It News Articles
In May of this year, Facebook announced Facebook Instant Articles, its foray into innovating the Facebook user experience around news reading. A month later, Apple introduced their own take with their Apple News app, which allows “stories to be specially formatted to look and feel like articles taken from publishers’ websites while still living inside Apple’s app”. There has been plenty of discussion about what these moves mean for the future of platforms and their relationship with publishers. But platform discussions aside, let’s examine a fundamental assumption being made here: both Facebook and Apple, who arguably have a huge amount of power to shape what the future of news looks like, have chosen to focus on a future that takes the shape of an article. The form and structure of how news is distributed hasn’t been questioned, even though that form was largely developed in response to the constraints of print (and early web) media.

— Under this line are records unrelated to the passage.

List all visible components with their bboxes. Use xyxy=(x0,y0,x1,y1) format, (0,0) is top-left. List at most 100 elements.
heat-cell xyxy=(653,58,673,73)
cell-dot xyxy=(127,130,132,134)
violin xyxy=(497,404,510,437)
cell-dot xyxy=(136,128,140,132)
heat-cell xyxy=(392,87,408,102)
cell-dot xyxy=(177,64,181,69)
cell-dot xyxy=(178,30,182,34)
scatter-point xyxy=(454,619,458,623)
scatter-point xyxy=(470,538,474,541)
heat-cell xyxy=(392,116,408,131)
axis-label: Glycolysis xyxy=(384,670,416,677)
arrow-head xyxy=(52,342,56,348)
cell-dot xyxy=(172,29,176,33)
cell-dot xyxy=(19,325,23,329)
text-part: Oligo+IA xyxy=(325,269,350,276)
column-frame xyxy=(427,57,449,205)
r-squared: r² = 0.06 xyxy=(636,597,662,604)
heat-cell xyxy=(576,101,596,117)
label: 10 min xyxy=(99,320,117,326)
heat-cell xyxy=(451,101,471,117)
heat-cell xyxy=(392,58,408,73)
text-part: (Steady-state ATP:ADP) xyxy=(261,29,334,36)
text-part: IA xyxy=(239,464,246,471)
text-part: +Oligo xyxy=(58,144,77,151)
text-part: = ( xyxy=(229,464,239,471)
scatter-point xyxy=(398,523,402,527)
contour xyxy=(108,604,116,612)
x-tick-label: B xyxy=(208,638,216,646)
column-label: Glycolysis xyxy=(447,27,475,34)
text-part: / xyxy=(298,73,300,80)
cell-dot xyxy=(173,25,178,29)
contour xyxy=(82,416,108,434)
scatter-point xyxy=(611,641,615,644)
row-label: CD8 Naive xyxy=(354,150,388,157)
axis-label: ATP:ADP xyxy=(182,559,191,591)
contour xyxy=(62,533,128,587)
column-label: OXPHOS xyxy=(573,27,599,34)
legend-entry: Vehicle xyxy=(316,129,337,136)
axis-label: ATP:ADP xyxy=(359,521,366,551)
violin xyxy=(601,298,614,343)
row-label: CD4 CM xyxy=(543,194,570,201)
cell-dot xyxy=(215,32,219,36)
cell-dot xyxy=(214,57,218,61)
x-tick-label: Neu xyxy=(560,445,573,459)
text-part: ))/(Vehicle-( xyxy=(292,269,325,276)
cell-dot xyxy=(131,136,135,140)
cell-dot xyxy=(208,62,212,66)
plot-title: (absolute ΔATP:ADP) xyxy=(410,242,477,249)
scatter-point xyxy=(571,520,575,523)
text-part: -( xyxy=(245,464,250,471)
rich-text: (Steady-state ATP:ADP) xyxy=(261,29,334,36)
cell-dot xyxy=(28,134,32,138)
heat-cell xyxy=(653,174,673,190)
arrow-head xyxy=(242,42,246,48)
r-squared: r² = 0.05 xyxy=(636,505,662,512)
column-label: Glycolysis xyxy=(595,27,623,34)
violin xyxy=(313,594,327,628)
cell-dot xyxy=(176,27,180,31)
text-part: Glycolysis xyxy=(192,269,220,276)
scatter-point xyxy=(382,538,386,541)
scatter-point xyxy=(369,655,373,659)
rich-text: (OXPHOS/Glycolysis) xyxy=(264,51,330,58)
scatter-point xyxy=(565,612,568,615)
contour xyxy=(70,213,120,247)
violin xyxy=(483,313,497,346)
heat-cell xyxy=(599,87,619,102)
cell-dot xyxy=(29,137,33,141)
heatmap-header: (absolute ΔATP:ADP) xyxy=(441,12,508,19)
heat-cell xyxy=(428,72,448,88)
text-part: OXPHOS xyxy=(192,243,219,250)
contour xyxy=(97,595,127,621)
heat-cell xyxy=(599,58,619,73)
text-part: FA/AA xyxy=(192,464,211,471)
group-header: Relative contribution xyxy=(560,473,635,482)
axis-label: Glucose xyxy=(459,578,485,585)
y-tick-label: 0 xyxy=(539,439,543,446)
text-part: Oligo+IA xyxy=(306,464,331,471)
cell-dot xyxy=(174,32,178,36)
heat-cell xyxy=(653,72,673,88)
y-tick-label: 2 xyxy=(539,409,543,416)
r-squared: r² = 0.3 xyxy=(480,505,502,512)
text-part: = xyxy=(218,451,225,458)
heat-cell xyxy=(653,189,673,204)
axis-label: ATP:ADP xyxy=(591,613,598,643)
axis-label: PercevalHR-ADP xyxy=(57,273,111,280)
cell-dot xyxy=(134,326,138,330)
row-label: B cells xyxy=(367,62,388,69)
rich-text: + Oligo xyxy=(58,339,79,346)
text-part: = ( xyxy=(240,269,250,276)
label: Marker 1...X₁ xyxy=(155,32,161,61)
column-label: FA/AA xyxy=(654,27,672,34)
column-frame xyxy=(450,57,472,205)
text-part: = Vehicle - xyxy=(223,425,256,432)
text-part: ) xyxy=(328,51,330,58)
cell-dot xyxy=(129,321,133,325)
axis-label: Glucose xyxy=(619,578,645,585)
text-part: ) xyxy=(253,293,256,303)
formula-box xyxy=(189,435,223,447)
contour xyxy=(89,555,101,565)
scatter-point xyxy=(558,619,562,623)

Rather than look to large tech platforms to propose the future of news, perhaps there is a great opportunity for news organizations themselves to rethink those assumptions. After all, it is publishers who have the most to gain from innovation around their core products. So what might news look like if we start to rethink the way we conceive of articles?
Letting go of old constraints
News has historically been represented (and read) as a series of articles that report on events as they occur because it was the only way to publish news. The constraints of print media meant that a newspaper was published, at most, twice a day and that once an article was published, it was unalterable. While news organizations have adapted to new media through the creative use of interactivity, video, and audio, even the most innovative formats are still conceived of as dispatches: items that get published once and don’t evolve or accumulate knowledge over time. Any sense of temporality is still closely tied to the rhythms of print.
Creating news for the current and future media landscape means considering the time scales of our reporting in much more innovative ways. Information should accumulate upon itself; documents should have ways of reacting to new reporting or information; and we should consider the consumption behavior of our users as one that takes place at all cadences, not simply as a daily update.
So what does news that is accumulative look like and what is technically required to realize those possibilities? First, let us posit that we’re not talking about transforming news reporting into pure reference material, like a news-based Wikipedia, but rather that this is about leveraging the depth of knowledge from a rich body of reporting to extend and deepen news experiences.
In order to leverage the knowledge that is inside every article published, we need to first encode it in a way that makes it searchable and extractable. This means identifying and annotating the potentially reusable pieces of information within an article as it is being written – bits that we in The New York Times R&D Lab have been calling Particles. This concept builds on ideas that have been discussed under the rubric of the Semantic Web for quite a while, but have not seen universal adoption because of the labor costs involved in doing so. At the Lab, we have been working on approaches to this kind of annotation and tagging that would greatly reduce the burden of work required. Our Editor project, for example, looks at how some forms of granular metadata could be created through collaborative systems that rely heavily on machine learning but allow for editorial input. And more generally, this speaks to an approach where we create systems that piggyback on top of the existing newsroom workflow rather than completely reinventing it, applying computational techniques to augment journalists’ processes.
Once we begin to capture and encode that knowledge that is contained within articles, it can be used in all sorts of ways to transform the news reading experience:
1. Enhanced tools for journalists
First, once we begin to have a substrate of structured news elements, we can give the traditional article new superpowers. At the moment, if a journalist or editor wants to refer back to previous reporting on a topic in order to give context to an article, she has to do quite a bit of manual work to find the article that contained the information and then link to it. That hyperlink isn’t an ideal affordance, either, as it requires the reader to leave the article and read a second one in order to get the background information.
But if Particles were treated as their own first-class elements that were encoded, tagged, and embeddable, contextual information would be easy for a journalist to find. All kinds of newsroom tools could be built to allow journalists to leverage the rich body of previous reporting to make their jobs easier and more efficient. Furthermore, that information could be embedded inline in ways that allow an article to become a dynamic framework for deeper reading and understanding, one that can expand and contract in response to a reader’s interest. An article could contain not only its top-level narrative, but also a number of entry points into deeper background, context or analysis.
2. Summarization and synthesis
But Particles become much more powerful when we think of possibilities across articles, how a corpus of structured information is far more powerful than an archive of articles. One of the impacts of treating articles as singular monoliths is that it’s very hard to combine knowledge or information from more than one article after it’s been published. Doing any kind of synthesis, getting answers to questions that cut across time, getting a sense of aggregate knowledge around a topic — all of these acts still depend on a human being reading through multiple articles and doing that work manually.